Pasé casi toda la mañana en los jardines de la Estancia. Es un oasis en el centro de la ciudad caraqueña.
Encontrè un rincón perfecto y me senté bajo la sombra de un àrbol de tupido follaje. Frente a mí, un jardín de flores, cuya combinación de rojos y amarillos era un verdadero placer. El sol asomaba tímidamente su resplandor entre las nubes, y la tierra todavía conservaba algo de humedad que la lluvia había dejado la noche anterior.
Miraba embelesada como dos niños correteaban frente a mí. Muy cerca, una mujer de tez morena, que en perfecto estado de concentración, realizaba sus prácticas de Tai Chi.
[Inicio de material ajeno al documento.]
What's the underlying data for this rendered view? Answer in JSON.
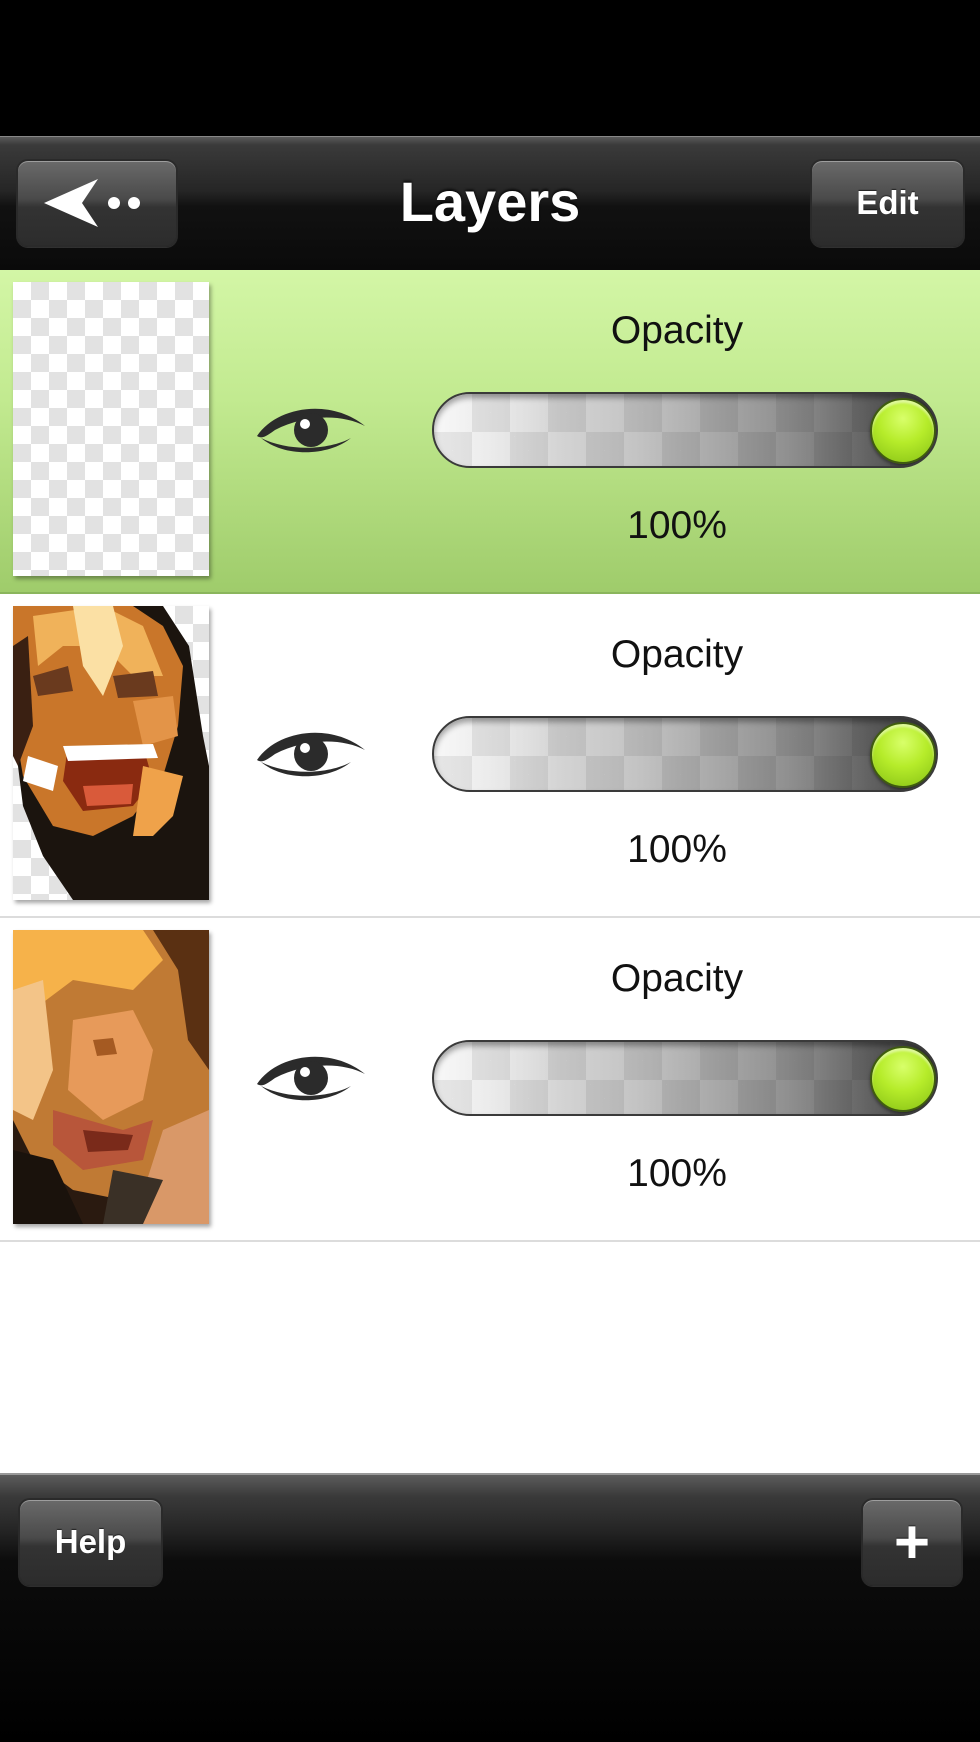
{
  "nav": {
    "title": "Layers",
    "edit_label": "Edit",
    "back_icon": "back-arrow-dots-icon"
  },
  "layers": [
    {
      "opacity_label": "Opacity",
      "opacity_text": "100%",
      "opacity_value": 1.0,
      "visible": true,
      "selected": true,
      "thumb": "empty-transparent"
    },
    {
      "opacity_label": "Opacity",
      "opacity_text": "100%",
      "opacity_value": 1.0,
      "visible": true,
      "selected": false,
      "thumb": "painted-face-partial"
    },
    {
      "opacity_label": "Opacity",
      "opacity_text": "100%",
      "opacity_value": 1.0,
      "visible": true,
      "selected": false,
      "thumb": "painted-face-full"
    }
  ],
  "toolbar": {
    "help_label": "Help",
    "add_label": "+"
  },
  "colors": {
    "selected_row": "#c2ea90",
    "knob": "#b6ec2a"
  }
}
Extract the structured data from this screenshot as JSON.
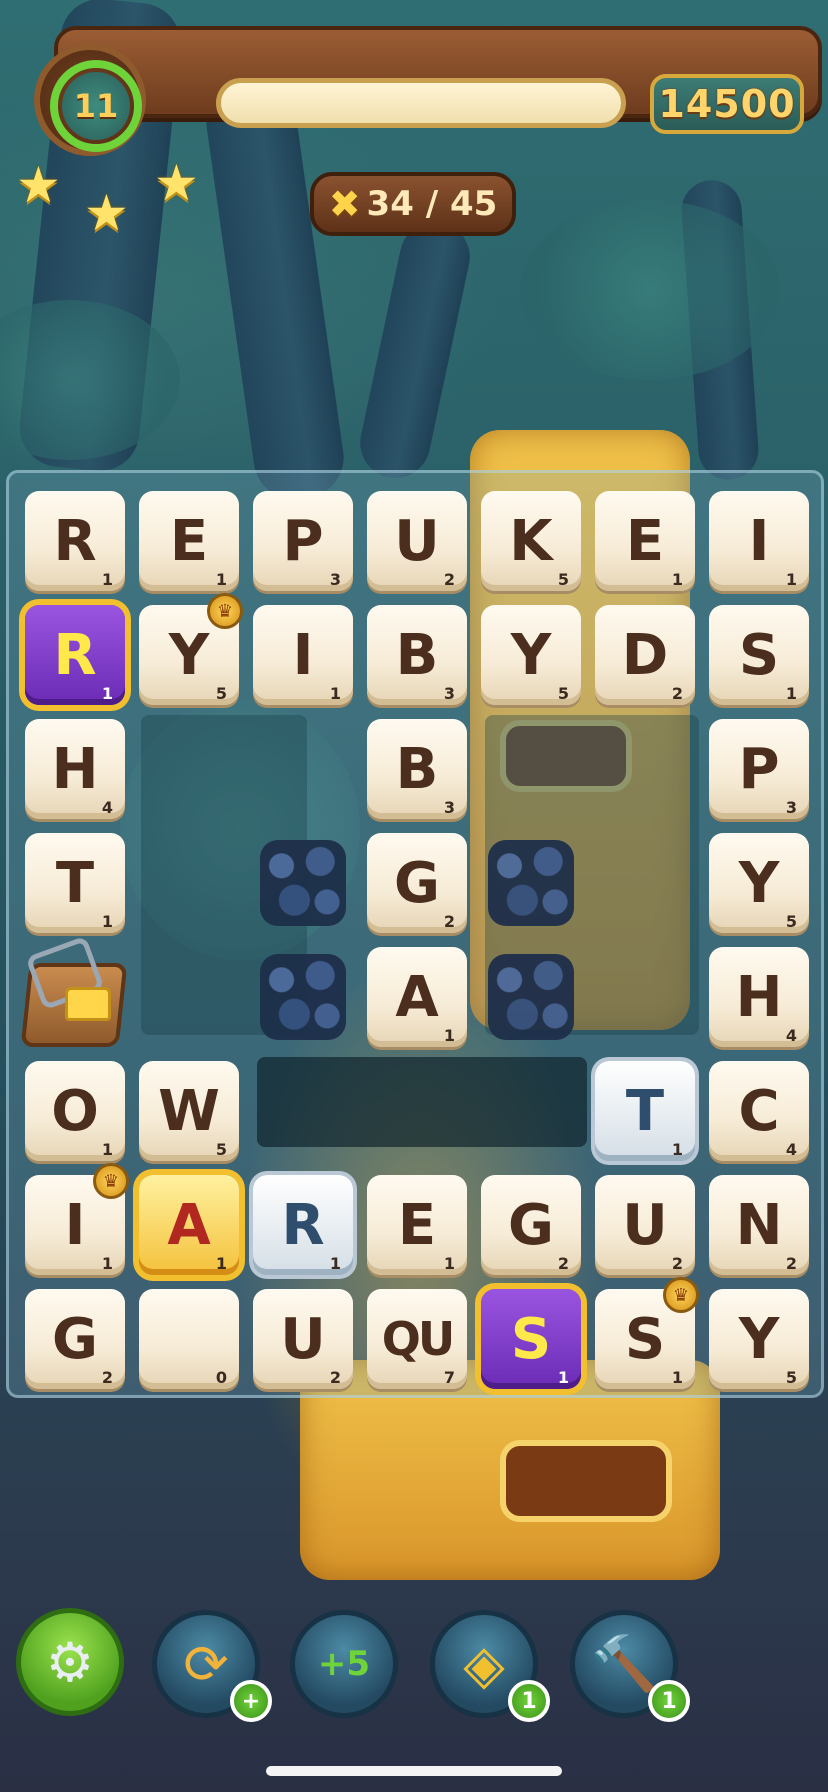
{
  "hud": {
    "level": "11",
    "score": "14500",
    "moves": "34 / 45",
    "stars_earned": 3
  },
  "board": {
    "rows": [
      [
        {
          "letter": "R",
          "points": "1"
        },
        {
          "letter": "E",
          "points": "1"
        },
        {
          "letter": "P",
          "points": "3"
        },
        {
          "letter": "U",
          "points": "2"
        },
        {
          "letter": "K",
          "points": "5"
        },
        {
          "letter": "E",
          "points": "1"
        },
        {
          "letter": "I",
          "points": "1"
        }
      ],
      [
        {
          "letter": "R",
          "points": "1",
          "kind": "purple"
        },
        {
          "letter": "Y",
          "points": "5",
          "crown": true
        },
        {
          "letter": "I",
          "points": "1"
        },
        {
          "letter": "B",
          "points": "3"
        },
        {
          "letter": "Y",
          "points": "5"
        },
        {
          "letter": "D",
          "points": "2"
        },
        {
          "letter": "S",
          "points": "1"
        }
      ],
      [
        {
          "letter": "H",
          "points": "4"
        },
        null,
        null,
        {
          "letter": "B",
          "points": "3"
        },
        null,
        null,
        {
          "letter": "P",
          "points": "3"
        }
      ],
      [
        {
          "letter": "T",
          "points": "1"
        },
        null,
        {
          "kind": "rock"
        },
        {
          "letter": "G",
          "points": "2"
        },
        {
          "kind": "rock"
        },
        null,
        {
          "letter": "Y",
          "points": "5"
        }
      ],
      [
        {
          "kind": "trap"
        },
        null,
        {
          "kind": "rock"
        },
        {
          "letter": "A",
          "points": "1"
        },
        {
          "kind": "rock"
        },
        null,
        {
          "letter": "H",
          "points": "4"
        }
      ],
      [
        {
          "letter": "O",
          "points": "1"
        },
        {
          "letter": "W",
          "points": "5"
        },
        null,
        null,
        null,
        {
          "letter": "T",
          "points": "1",
          "kind": "silver"
        },
        {
          "letter": "C",
          "points": "4"
        }
      ],
      [
        {
          "letter": "I",
          "points": "1",
          "crown": true
        },
        {
          "letter": "A",
          "points": "1",
          "kind": "golden"
        },
        {
          "letter": "R",
          "points": "1",
          "kind": "silver"
        },
        {
          "letter": "E",
          "points": "1"
        },
        {
          "letter": "G",
          "points": "2"
        },
        {
          "letter": "U",
          "points": "2"
        },
        {
          "letter": "N",
          "points": "2"
        }
      ],
      [
        {
          "letter": "G",
          "points": "2"
        },
        {
          "letter": "",
          "points": "0"
        },
        {
          "letter": "U",
          "points": "2"
        },
        {
          "letter": "QU",
          "points": "7"
        },
        {
          "letter": "S",
          "points": "1",
          "kind": "purple"
        },
        {
          "letter": "S",
          "points": "1",
          "crown": true
        },
        {
          "letter": "Y",
          "points": "5"
        }
      ]
    ]
  },
  "toolbar": {
    "settings_icon": "gear-icon",
    "shuffle_icon": "shuffle-arrows-icon",
    "shuffle_add": "+",
    "plus_five_icon": "plus-five-moves-icon",
    "swap_icon": "swap-tile-icon",
    "swap_count": "1",
    "hammer_icon": "hammer-icon",
    "hammer_count": "1"
  },
  "colors": {
    "tile_face": "#f6ebd6",
    "tile_text": "#4b2e1e",
    "gold_border": "#f2c02e",
    "purple_tile": "#7a3bc8",
    "accent_green": "#6fd33a"
  }
}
A mi lado, dos amantes, cuyas miradas se apoderaban inexorablemente de su voluntad.
Un rayo de sol penetrò entre las ramas del àrbol y una suave brisa acariciaba mi rostro. Cerré los ojos, y sentì una secuencia interminable de besos que dejaban su exquisita humedad sobre mis labios. Era un intercambio infinito de sensaciones placenteras. Esas caricias que logran dibujar figuras abstractas y exòticas sobre tu piel quedando por siempre como una mancha indeleble.
Me levantè, tenìa tres horas sentada sobre la grama y se me habìan dormido las piernas. Decidì dar una vuelta antes de salir. Tres caballeros afinando sus cuatros, se preparaban para deleitar a los presentes con su agradable melodìa. Fui hacia ellos para pedirles que tocaran una de mis canciones preferidas "Viajera del Río", y de manera muy amable y cortés, accedieron a mi petición, dedicándome ese conjunto de notas musicales que escuchè con todo mi cuerpo.
Y asì, logre escribir estas palabras. No busco la naturaleza, la mùsica o una buena lectura para olvidar cosas y distraer mi mente, las busco para despertar pasiones, esas que le devuelven a la vida todo su esplendor.